Co wspólnego ma skoczek ze śpiewaniem?

Skoki narciarskie to dyscyplina sportowa, ale wbrew pozorom ma ona wiele wspólnego ze śpiewem, zespołem i nagrywaniem płyt. Skoki i śpiew łączą skoczkowie, którzy po zakończeniu kariery skoczka rozpoczynają karierę piosenkarza i nagrywają własne płyty.

Wszyscy pamiętamy zapewne austriackiego zawodnika - Floriana Liegla, który uchodził za najwyższego skoczka w całej stawce Pucharu Świata. Austriak swego czasu osiągał nawet dobre wyniki, ale potem dosyć niespodziewanie zdecydował się na zakończenie sportowej kariery. Rozpoczął on jednak zupełnie inną drogę w swoim życiu - zaczął śpiewać i wraz ze swoim zespołem nagrywa płytę. Zespół Liegla nosi nazwę Superpursuitmode, a sam był zawodnik występuje zarówno wokalnie, jak i gra na gitarze. Grupa powstała prawie rok temu, a już odnosi sukcesy. Często koncertuje podczas zawodów PŚ na Bergisel w Innsbrucku. W zeszłym roku grali również podczas Euro 2008, kiedy to na skoczni zbierali się kibice aby oglądać na telebimie zmagania piłkarzy.

Innym przykładem skoczka, który postanowił swoje życie poświęcić muzyce jest Ville Kantee. Jego kapela jest o wiele bardziej popularniejsza od zespołu Liegla, bowiem Finowie rozpoczęli już nawet swoje trasy koncertowe. Jeden z koncertów zagrają nawet w Polsce. Ich debiutancka płyta - "Panda Eyes" - ukaże się w sprzedaży już 20 maja.
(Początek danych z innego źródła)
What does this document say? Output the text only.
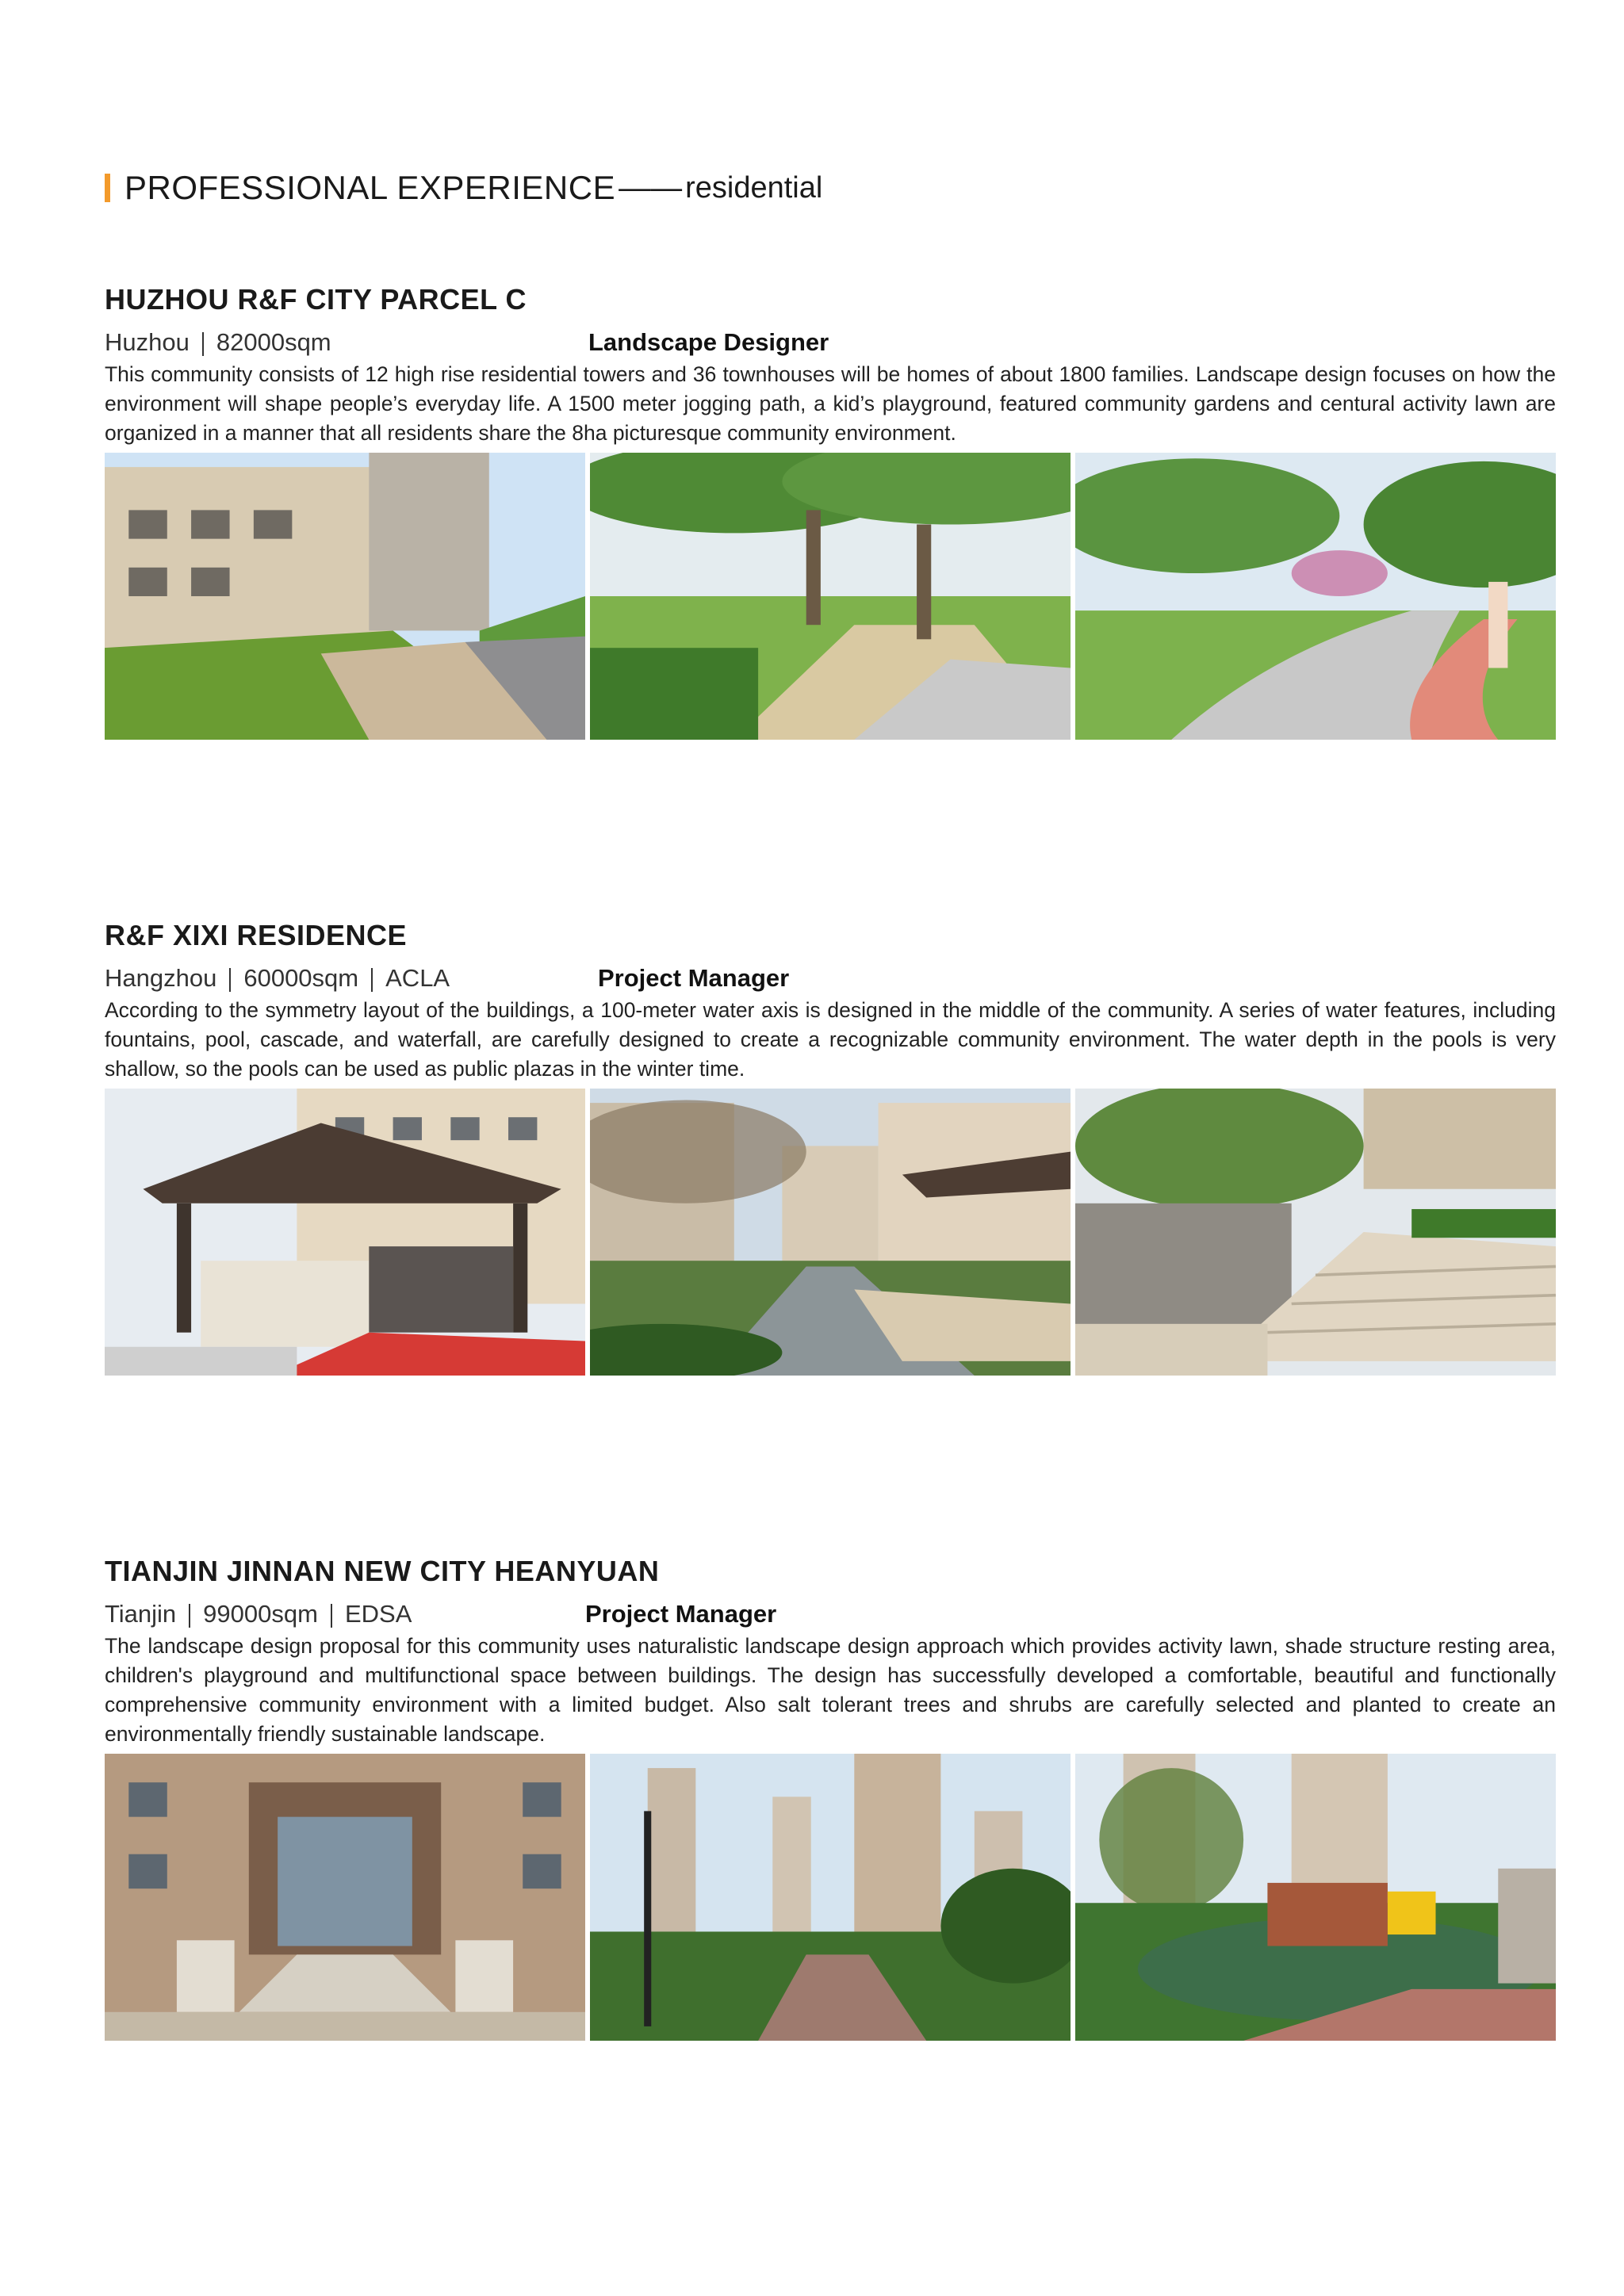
PROFESSIONAL EXPERIENCE —— residential
HUZHOU R&F CITY PARCEL C
Huzhou 82000sqm	Landscape Designer

This community consists of 12 high rise residential towers and 36 townhouses will be homes of about 1800 families. Landscape design focuses on how the environment will shape people’s everyday life. A 1500 meter jogging path, a kid’s playground, featured community gardens and centural activity lawn are organized in a manner that all residents share the 8ha picturesque community environment.

R&F XIXI RESIDENCE
Hangzhou 60000sqm ACLA	Project Manager

According to the symmetry layout of the buildings, a 100-meter water axis is designed in the middle of the community. A series of water features, including fountains, pool, cascade, and waterfall, are carefully designed to create a recognizable community environment. The water depth in the pools is very shallow, so the pools can be used as public plazas in the winter time.

TIANJIN JINNAN NEW CITY HEANYUAN
Tianjin 99000sqm EDSA	Project Manager

The landscape design proposal for this community uses naturalistic landscape design approach which provides activity lawn, shade structure resting area, children's playground and multifunctional space between buildings. The design has successfully developed a comfortable, beautiful and functionally comprehensive community environment with a limited budget. Also salt tolerant trees and shrubs are carefully selected and planted to create an environmentally friendly sustainable landscape.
Warto się teraz zastanowić jakie wartości wnoszą skoki narciarskie w życie człowieka, który po "rozstaniu się" z nartami rozpoczyna karierę muzyczną... Otóż każdy z nas ma w sobie ukryte talenty i zdolności, ale poznajemy je dopiero wtedy, jak mamy czas do przemyśleń i refleksji.